The 25 Days of Christmas

The 25 Days of Christmas

Tuesday, December 10, 2013

Day 10. Silent Night, Deadly Night



In my Rare Exports write-up, I'd mentioned that it's a common bad idea in Christmas horror movies to make Santa Claus the killer. In discussing 1984's Silent Night, Deadly Night (probably the most recognized title from the Killer Santa file) that deserves some clarification. Primarily, I feel the concept is opportunistic and cheap. 

It's easy to subvert a totem of innocence. Carrying Christmas into the slasher movie calendar sweepstakes of Friday the 13th and Halloween seemed the obvious next move. The difference is that turning Santa Claus evil demands meaning but is by default disingenuous.

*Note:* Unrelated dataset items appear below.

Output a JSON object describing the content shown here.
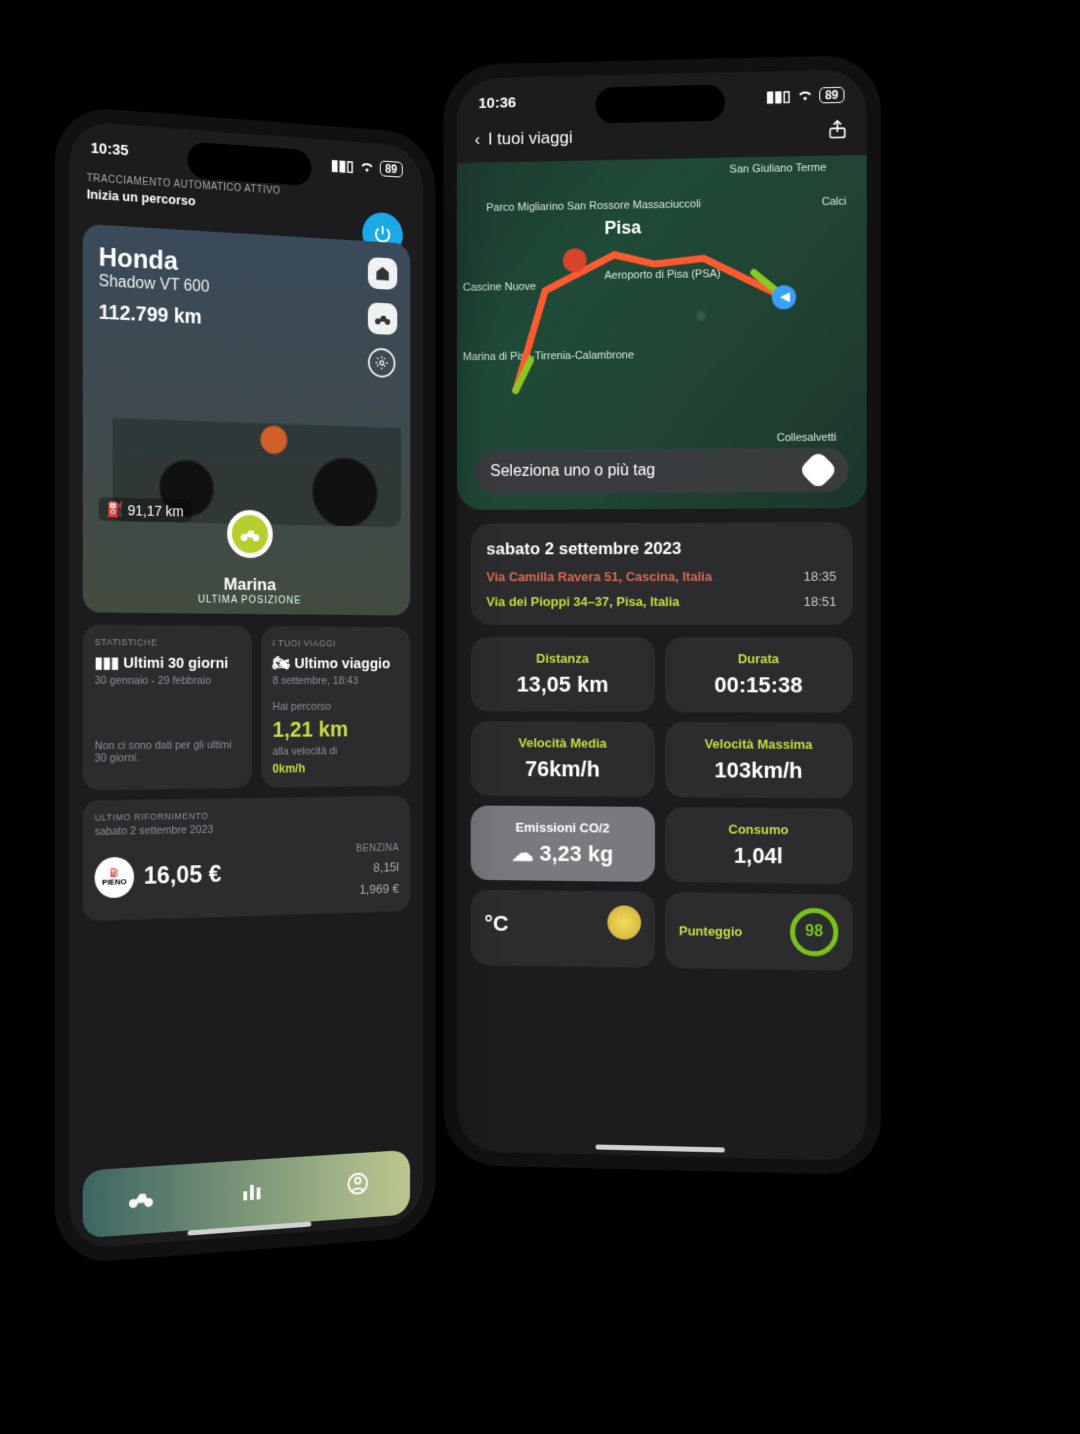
{
  "left": {
    "status": {
      "time": "10:35",
      "battery": "89"
    },
    "header": {
      "tracking_label": "TRACCIAMENTO AUTOMATICO ATTIVO",
      "start_route": "Inizia un percorso"
    },
    "vehicle": {
      "brand": "Honda",
      "model": "Shadow VT 600",
      "odometer": "112.799 km",
      "fuel_range": "91,17 km",
      "last_position_name": "Marina",
      "last_position_label": "ULTIMA POSIZIONE"
    },
    "stats": {
      "section": "STATISTICHE",
      "title": "Ultimi 30 giorni",
      "range": "30 gennaio - 29 febbraio",
      "empty": "Non ci sono dati per gli ultimi 30 giorni."
    },
    "trips": {
      "section": "I TUOI VIAGGI",
      "title": "Ultimo viaggio",
      "when": "8 settembre, 18:43",
      "covered_label": "Hai percorso",
      "distance": "1,21 km",
      "speed_label": "alla velocità di",
      "speed": "0km/h"
    },
    "refuel": {
      "section": "ULTIMO RIFORNIMENTO",
      "date": "sabato 2 settembre 2023",
      "badge": "PIENO",
      "amount": "16,05 €",
      "fuel_type": "BENZINA",
      "liters": "8,15l",
      "price_per": "1,969 €"
    }
  },
  "right": {
    "status": {
      "time": "10:36",
      "battery": "89"
    },
    "nav": {
      "back": "I tuoi viaggi"
    },
    "map": {
      "city": "Pisa",
      "labels": {
        "l1": "San Giuliano Terme",
        "l2": "Parco Migliarino San Rossore Massaciuccoli",
        "l3": "Cascine Nuove",
        "l4": "Aeroporto di Pisa (PSA)",
        "l5": "Marina di Pisa-Tirrenia-Calambrone",
        "l6": "Calci",
        "l7": "Collesalvetti"
      },
      "tag_prompt": "Seleziona uno o più tag"
    },
    "trip": {
      "date": "sabato 2 settembre 2023",
      "start_addr": "Via Camilla Ravera 51, Cascina, Italia",
      "start_time": "18:35",
      "end_addr": "Via dei Pioppi 34–37, Pisa, Italia",
      "end_time": "18:51"
    },
    "metrics": {
      "distance_label": "Distanza",
      "distance": "13,05 km",
      "duration_label": "Durata",
      "duration": "00:15:38",
      "avg_speed_label": "Velocità Media",
      "avg_speed": "76km/h",
      "max_speed_label": "Velocità Massima",
      "max_speed": "103km/h",
      "co2_label": "Emissioni CO/2",
      "co2": "3,23 kg",
      "consumption_label": "Consumo",
      "consumption": "1,04l",
      "weather_temp": "°C",
      "score_label": "Punteggio",
      "score": "98"
    }
  }
}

At worst, its entailment of childhood corruption is played as a cheeky joke. Yet without a basis of credible traumatic experience (as when Ice Cube corrupts nursery rhymes to express stolen innocence in his "Gangsta's Fairytale" raps), it comes across as a gag played at kids' expense. Who was ever scared of Santa Claus?

Everything in Silent Night, Deadly Night falls predictably in line. It doesn't much think or care about its meaning, only passing as entertainment for the undemanding. 

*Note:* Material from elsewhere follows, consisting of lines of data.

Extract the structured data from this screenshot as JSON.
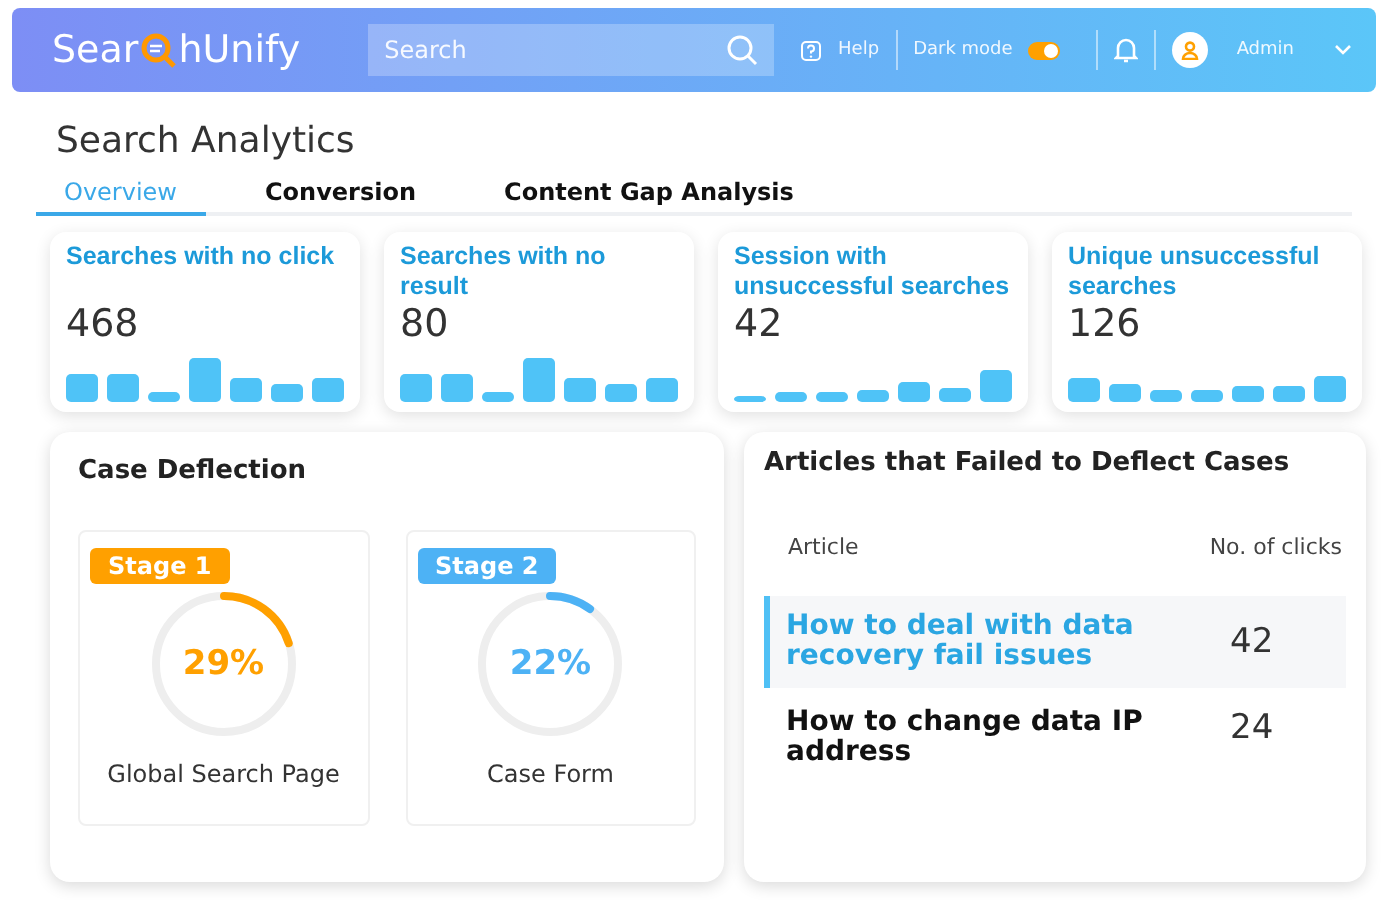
{
  "header": {
    "logo_left": "Sear",
    "logo_right": "hUnify",
    "search": {
      "placeholder": "Search"
    },
    "help": "Help",
    "dark_mode": {
      "label": "Dark mode",
      "on": true
    },
    "user": "Admin"
  },
  "page_title": "Search Analytics",
  "tabs": [
    {
      "label": "Overview",
      "selected": true
    },
    {
      "label": "Conversion",
      "selected": false
    },
    {
      "label": "Content Gap Analysis",
      "selected": false
    }
  ],
  "metrics": [
    {
      "title": "Searches with no click",
      "value": "468"
    },
    {
      "title": "Searches with no result",
      "value": "80"
    },
    {
      "title": "Session with unsuccessful searches",
      "value": "42"
    },
    {
      "title": "Unique unsuccessful searches",
      "value": "126"
    }
  ],
  "case_deflection": {
    "title": "Case Deflection",
    "stages": [
      {
        "badge": "Stage 1",
        "color": "#ffa000",
        "percent": "29%",
        "level": 0.2,
        "label": "Global Search Page"
      },
      {
        "badge": "Stage 2",
        "color": "#4db2f5",
        "percent": "22%",
        "level": 0.1,
        "label": "Case Form"
      }
    ]
  },
  "articles": {
    "title": "Articles that Failed to Deflect Cases",
    "columns": [
      "Article",
      "No. of clicks"
    ],
    "rows": [
      {
        "article": "How to deal with data recovery fail issues",
        "clicks": "42",
        "selected": true
      },
      {
        "article": "How to change data IP address",
        "clicks": "24",
        "selected": false
      }
    ]
  }
}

Upon visiting him in an institute, young Billy's grandfather breaks from a catatonic state to warn that Santa Claus will punish the naughty. Driving back home with his parents, Billy observes, wide-eyed and frightened, as the car is stopped by a thief dressed in Santa gear who murders his father, and strips and murders his mother. By the age of 18, Billy (Robert Brian Wilson) reaches some level of stability, even finding work at a department store under the employ of Anthony Michael Hall's dad in Weird Science (Britt Leach). It's when he's asked to play store Santa that his Christmas trigger goes off, and people will be killed. 

Partially artistically salvaged in its edit and score, which bring some personalized idiosyncrasy to dead body and teamwork montages, the bulk of Silent Night, Deadly Night is creatively drained. Billy isn't a tragic outsider (like Jason Voorhees, Frankenstein's monster and others) because he's an inevitability of fate rather than an ugly product of the status quo. Fatalism and nihilism are the only messages here. Billy isn't allowed even the option to cope with his trauma. His tragedy must make him a remorseless killer, because apparently the world order (unlike the best teen slashers) does not believe in youth survival and empowerment. In Silent Night, Deadly Night, it isn't just the usual protocol where sex is punished. All joy is punished. Director Charles E. Sellier must have felt some remorse for this, as he quickly abandoned the slasher genre for a lucrative career producing Bible films. 

Which is fine because Silent Night, Deadly Night has only the most cynical understanding of slasher movies anyway. Sorry folks. This one just seems hateful.

Silent Night, Deadly Night and the Meaning of Christmas

Christmas sucks because it will cause those traumatized by the holiday to kill you.